But many consumers don’t know New England fish is a safe and responsible choice. The Northeast needs to do a better job of marketing its own seafood regionally, says Clem Nilan, general manager of City Market/Onion River Co-op in Burlington. Roughly 80 percent of seafood caught in New England leaves the area, which in turn ends up importing a large amount of seafood from elsewhere. Nilan believes that if consumers were reassured their choices were sustainable, and if New England fish were marketed as local produce and meat are, more New England fish would stay here. City Market is working toward that goal, he says.
Today, the groundfish sold at City Market comes from small-scale fishing operations that Nilan says make for more personal transactions: He knows the name of the boat that took in the haul, plus the method of catch. Customers still want nonregional fish such as tilapia, yellowfin tuna and sockeye salmon, and City Market carries those varieties. But letting people know there’s a regional, if not local, option goes a long way.

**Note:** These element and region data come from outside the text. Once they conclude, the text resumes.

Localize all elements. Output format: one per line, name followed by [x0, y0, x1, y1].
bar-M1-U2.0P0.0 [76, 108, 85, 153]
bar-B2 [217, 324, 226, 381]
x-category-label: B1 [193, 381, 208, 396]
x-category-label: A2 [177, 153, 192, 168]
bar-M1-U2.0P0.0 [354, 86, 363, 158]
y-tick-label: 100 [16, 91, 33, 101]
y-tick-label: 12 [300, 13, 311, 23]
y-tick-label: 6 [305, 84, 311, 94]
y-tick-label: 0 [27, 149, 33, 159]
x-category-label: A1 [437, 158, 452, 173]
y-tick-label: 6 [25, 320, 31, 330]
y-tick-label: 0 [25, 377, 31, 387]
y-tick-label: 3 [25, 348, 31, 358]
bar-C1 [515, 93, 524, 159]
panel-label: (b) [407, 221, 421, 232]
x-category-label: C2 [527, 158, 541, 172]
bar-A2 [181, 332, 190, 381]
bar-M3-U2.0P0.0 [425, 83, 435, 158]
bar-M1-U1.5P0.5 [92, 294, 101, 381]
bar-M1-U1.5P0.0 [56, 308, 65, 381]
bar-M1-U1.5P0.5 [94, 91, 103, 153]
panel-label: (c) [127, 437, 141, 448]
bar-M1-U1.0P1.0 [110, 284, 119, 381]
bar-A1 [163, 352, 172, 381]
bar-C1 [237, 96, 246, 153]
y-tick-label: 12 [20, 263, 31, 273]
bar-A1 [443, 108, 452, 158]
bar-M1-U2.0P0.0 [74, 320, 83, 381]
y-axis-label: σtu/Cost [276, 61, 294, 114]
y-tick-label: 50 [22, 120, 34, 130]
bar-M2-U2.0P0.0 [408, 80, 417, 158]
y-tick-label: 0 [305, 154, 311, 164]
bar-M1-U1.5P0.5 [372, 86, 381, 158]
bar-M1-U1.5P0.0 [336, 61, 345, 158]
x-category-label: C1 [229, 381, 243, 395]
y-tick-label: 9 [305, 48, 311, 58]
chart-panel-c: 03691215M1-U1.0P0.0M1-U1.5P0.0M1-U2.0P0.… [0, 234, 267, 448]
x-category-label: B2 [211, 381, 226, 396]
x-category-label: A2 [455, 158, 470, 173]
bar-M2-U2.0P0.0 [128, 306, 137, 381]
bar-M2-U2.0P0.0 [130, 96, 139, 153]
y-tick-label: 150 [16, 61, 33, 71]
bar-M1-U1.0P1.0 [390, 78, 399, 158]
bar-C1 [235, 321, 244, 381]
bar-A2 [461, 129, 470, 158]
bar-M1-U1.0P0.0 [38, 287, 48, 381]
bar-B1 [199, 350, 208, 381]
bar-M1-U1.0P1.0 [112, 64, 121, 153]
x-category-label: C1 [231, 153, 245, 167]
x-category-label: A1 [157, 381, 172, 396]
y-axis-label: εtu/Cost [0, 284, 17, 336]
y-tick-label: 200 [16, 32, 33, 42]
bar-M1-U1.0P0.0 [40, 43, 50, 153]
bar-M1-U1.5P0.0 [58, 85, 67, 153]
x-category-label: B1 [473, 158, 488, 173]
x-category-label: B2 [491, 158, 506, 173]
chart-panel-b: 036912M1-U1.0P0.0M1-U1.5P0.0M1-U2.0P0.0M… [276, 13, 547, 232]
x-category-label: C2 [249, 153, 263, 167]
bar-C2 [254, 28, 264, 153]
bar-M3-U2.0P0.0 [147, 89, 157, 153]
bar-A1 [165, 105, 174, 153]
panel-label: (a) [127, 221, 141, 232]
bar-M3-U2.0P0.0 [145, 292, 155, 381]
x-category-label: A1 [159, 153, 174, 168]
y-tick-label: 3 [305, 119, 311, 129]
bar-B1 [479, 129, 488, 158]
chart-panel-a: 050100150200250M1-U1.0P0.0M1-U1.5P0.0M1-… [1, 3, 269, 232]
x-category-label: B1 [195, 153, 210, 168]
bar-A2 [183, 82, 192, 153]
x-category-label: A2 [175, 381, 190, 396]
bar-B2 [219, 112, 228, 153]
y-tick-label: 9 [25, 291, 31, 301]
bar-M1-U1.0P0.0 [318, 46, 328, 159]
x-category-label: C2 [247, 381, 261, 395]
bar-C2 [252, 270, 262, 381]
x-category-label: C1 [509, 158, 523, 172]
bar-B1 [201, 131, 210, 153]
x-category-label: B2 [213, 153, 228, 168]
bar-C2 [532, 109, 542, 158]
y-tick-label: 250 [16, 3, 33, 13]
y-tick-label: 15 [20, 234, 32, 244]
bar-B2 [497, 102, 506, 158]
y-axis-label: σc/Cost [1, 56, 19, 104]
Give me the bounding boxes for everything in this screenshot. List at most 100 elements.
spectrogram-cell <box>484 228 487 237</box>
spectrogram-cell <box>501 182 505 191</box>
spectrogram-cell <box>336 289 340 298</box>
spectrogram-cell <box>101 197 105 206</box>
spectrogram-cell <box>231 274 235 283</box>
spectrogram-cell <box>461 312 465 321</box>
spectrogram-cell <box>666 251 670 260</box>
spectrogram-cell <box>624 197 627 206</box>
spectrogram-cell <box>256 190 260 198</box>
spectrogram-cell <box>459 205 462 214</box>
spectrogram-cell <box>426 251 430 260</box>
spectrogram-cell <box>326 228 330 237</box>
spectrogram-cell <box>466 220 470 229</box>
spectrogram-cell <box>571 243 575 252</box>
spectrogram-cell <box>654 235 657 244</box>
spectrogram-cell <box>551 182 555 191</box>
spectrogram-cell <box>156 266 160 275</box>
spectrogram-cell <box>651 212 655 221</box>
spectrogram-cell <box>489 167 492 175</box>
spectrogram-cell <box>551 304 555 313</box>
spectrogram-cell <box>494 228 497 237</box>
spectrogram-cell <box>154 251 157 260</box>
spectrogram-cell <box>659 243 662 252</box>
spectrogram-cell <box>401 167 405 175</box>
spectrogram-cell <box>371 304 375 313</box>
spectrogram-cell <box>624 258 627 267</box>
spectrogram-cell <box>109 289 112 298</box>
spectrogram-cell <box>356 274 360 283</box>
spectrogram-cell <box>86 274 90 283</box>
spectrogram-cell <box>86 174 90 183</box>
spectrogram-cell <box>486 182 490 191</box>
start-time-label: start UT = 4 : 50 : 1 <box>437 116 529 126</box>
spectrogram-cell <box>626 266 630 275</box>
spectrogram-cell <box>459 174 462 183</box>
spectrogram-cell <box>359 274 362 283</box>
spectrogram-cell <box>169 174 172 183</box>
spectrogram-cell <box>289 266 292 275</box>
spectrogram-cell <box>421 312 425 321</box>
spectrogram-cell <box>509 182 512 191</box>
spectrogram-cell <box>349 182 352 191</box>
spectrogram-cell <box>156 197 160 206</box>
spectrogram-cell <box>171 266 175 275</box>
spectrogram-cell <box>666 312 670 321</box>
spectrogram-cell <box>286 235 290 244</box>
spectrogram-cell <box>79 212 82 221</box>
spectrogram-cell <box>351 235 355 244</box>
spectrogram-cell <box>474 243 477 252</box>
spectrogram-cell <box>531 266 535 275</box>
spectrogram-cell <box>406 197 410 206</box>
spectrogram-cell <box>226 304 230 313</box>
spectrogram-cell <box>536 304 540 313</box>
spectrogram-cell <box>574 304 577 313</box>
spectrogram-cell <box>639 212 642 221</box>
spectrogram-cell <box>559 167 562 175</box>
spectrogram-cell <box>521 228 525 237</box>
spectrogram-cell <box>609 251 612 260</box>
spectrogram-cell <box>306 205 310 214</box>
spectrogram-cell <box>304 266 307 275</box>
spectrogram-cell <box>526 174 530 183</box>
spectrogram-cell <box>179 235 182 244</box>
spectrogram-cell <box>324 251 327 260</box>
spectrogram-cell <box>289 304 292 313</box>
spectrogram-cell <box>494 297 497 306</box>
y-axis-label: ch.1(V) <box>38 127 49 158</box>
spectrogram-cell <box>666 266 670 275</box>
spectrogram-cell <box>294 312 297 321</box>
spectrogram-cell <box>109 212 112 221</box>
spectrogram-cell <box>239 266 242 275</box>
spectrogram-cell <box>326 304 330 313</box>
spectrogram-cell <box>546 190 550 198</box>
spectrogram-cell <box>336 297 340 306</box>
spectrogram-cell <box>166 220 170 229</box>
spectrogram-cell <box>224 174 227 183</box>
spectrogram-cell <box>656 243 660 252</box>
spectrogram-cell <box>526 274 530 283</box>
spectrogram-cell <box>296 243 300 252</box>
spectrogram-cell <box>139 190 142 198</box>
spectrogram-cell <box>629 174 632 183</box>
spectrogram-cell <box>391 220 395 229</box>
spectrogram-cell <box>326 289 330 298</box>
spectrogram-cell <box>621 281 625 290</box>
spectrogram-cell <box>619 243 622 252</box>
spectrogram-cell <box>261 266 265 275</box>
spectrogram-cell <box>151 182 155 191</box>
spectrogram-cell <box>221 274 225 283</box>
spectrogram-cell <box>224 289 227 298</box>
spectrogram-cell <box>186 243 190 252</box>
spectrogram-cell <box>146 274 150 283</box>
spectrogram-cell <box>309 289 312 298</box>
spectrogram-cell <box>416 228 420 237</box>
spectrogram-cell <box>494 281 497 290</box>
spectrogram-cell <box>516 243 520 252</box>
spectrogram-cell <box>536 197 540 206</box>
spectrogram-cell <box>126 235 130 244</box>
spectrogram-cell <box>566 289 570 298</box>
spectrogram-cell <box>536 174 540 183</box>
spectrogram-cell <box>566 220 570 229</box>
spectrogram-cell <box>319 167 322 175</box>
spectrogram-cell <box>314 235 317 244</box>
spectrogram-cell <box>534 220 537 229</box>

“I think what people want is trust,” Nilan says. “People don’t want anonymity in food anymore. They don’t want an anonymous pantry anymore. They want a name to it.”
At the Kitchen Table Bistro, chef Steve Atkins is trying to get the word out about New England seafood. But, rather than just pushing its safety and sustainability, Atkins is keen to teach diners about the great variety of seafood in the region’s waters. The industry isn’t just cod, mussels and lobster, he says.
Occasionally, Atkins puts lesser-known New England fish such as scup on the menu. Also called porgy, scup is served whole and has been a bit of a tough sell, despite being a “really tasty fish,” the chef says. Some diner education has been necessary, but Atkins believes it’s worth it to promote New England fisheries.
“If we know where it’s from and who we’re getting it from,” he says, “we can have a little more confidence with that.”